Gleich der Opener "As I Sat Sadly By Her Side" charakterisiert
das neue Album: Hohe Pianotöne zerreißen die Einheit des dichten
Klangbildes. Diese ungewöhnlich hohen Klavier-Einsprengsel tauchen
in ähnlicher Form in "Fifteen Feet Of Pure White Snow"
nochmal auf. Nick Cave setzt komplett auf die Reibung, die entsteht,
wenn innere Ruhe und Zerrissenheit versuchen, einen Konsens zu finden.
Das fast schon schmalzige "Love Letter" könnte aus einem
Doris Day Film sein, einzig sein verzweifelter Gesang lässt ihn
an diesem Stolperstein nicht straucheln. Aber gerade das dramatische
Auswälzen seiner Gefühle und Ängste, unterstützt
von seiner unvergleichlich behutsamen Band, machen "No More Shall
We Part" zu einem Album von geradezu majestätischer Würde.
(dmm)

|
 |
|
Der Erfolg geht manchmal seltsame Wege. Seit inzwischen mehr als
15 Jahren beschäftigt sich Nick Cave in seiner Musik mit menschlichen
Abgründen. Seinen größten kommerziellen Erfolg scheint
er jetzt ausgerechnet mit seinem bislang blutrünstigsten Album zu
haben.
Die Lieder auf "Murder Ballads" sind letztlich Moritaten
im traditionellen Sinn, sie erzählen MordGeschichten, Geschichten
von Outlaws, Psychopathen und verschmähten Liebhabern, von jungen
Frauen, die vom rechten Weg abkamen und ihr frühes Ende fanden.
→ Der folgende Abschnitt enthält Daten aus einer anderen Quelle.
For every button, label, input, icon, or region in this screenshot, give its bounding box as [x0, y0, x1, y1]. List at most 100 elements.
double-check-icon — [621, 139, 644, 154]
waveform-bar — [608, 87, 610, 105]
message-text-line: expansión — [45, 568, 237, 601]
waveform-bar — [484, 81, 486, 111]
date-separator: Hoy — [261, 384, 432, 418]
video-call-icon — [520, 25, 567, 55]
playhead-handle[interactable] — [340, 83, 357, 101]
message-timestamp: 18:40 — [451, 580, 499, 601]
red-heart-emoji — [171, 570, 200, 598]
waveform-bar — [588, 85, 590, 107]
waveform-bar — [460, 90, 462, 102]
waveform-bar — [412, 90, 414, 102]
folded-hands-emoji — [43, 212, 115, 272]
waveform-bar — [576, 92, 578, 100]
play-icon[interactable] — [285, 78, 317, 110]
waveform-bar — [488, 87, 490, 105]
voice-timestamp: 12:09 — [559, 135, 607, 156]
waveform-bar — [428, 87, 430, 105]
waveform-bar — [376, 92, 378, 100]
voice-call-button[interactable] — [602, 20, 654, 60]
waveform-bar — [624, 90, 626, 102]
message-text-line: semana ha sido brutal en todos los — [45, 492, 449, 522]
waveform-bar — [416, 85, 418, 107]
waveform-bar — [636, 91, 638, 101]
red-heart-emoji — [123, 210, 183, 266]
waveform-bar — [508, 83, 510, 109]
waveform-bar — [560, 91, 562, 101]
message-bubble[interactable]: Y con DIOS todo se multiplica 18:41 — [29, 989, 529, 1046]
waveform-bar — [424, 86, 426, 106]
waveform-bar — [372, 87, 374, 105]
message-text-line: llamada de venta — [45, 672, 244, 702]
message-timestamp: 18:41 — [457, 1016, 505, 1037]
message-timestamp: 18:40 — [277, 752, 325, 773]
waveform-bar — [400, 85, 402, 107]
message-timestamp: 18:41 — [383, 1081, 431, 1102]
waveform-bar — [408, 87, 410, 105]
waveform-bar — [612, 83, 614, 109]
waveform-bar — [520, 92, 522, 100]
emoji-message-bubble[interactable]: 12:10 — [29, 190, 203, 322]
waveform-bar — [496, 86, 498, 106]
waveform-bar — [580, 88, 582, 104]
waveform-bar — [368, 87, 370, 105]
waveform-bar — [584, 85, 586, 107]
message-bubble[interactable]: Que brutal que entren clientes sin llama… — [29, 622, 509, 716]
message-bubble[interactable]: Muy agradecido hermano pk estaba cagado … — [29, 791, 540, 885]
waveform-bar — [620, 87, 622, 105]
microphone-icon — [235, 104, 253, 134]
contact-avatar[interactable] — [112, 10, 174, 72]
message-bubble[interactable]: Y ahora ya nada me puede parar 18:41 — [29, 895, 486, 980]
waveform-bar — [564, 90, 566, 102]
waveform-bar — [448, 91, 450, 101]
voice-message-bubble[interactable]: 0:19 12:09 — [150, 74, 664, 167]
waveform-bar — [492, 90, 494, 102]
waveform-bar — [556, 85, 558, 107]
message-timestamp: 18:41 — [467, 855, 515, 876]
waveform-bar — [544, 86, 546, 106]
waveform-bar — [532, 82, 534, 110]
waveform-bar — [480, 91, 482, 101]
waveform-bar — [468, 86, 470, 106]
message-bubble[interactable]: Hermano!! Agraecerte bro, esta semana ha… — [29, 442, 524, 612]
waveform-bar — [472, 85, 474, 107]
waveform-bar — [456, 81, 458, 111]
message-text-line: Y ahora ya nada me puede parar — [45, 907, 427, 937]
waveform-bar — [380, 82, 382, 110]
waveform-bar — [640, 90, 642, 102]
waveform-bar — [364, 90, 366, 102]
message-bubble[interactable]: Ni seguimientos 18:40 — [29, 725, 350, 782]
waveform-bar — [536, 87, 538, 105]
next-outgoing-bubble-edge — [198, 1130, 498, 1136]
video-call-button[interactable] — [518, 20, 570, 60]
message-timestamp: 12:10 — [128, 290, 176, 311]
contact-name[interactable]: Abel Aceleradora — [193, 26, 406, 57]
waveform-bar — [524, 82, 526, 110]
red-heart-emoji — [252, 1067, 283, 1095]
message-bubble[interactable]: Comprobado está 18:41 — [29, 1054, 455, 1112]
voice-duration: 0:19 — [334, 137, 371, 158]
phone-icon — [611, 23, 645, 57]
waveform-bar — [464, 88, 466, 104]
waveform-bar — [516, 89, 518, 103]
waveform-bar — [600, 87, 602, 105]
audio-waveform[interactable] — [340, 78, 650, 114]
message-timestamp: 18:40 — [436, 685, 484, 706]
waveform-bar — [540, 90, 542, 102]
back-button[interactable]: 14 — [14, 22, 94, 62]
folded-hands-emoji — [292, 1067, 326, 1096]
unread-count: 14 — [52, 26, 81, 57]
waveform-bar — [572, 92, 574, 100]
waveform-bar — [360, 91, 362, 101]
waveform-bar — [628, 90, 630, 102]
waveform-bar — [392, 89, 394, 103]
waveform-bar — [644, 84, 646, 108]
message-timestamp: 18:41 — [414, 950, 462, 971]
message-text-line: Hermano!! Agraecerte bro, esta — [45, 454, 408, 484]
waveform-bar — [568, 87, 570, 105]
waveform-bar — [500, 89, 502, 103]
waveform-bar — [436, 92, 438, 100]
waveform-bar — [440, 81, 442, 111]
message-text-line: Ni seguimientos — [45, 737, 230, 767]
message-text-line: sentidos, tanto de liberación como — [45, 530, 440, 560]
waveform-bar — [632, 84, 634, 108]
Für diese Stücke greift Cave gern auf die SangesHilfe von Kolleginnen
zurück, wobei Cave mal die Täter und mal die Opferrolle übernimmt,
wie etwa im Duett mit PJ Harvey. Hier singen die Gemeuchelten mit und
heben so die Distanz zwischen Täter und Opfer auf
Nick Caves langjährige Begleitband THE BAD SEEDS sorgt mit ihrem
typisch löchrigen Sound für eine zurückhaltende instrumentale
Grundlage auf der Cave den Schrecken - mit manchmal diabolischer Freude
-vorträgt.
Zum Schluß läßt Cave alle Beteiligten - wie im Theater
nach dem Ende der Tragödie wieder auferstehen und gemeinsam Dylans
"Death Is Not The End" singen. Ganz so düster will es
auch ein Nick Cave dann doch nicht enden lassen.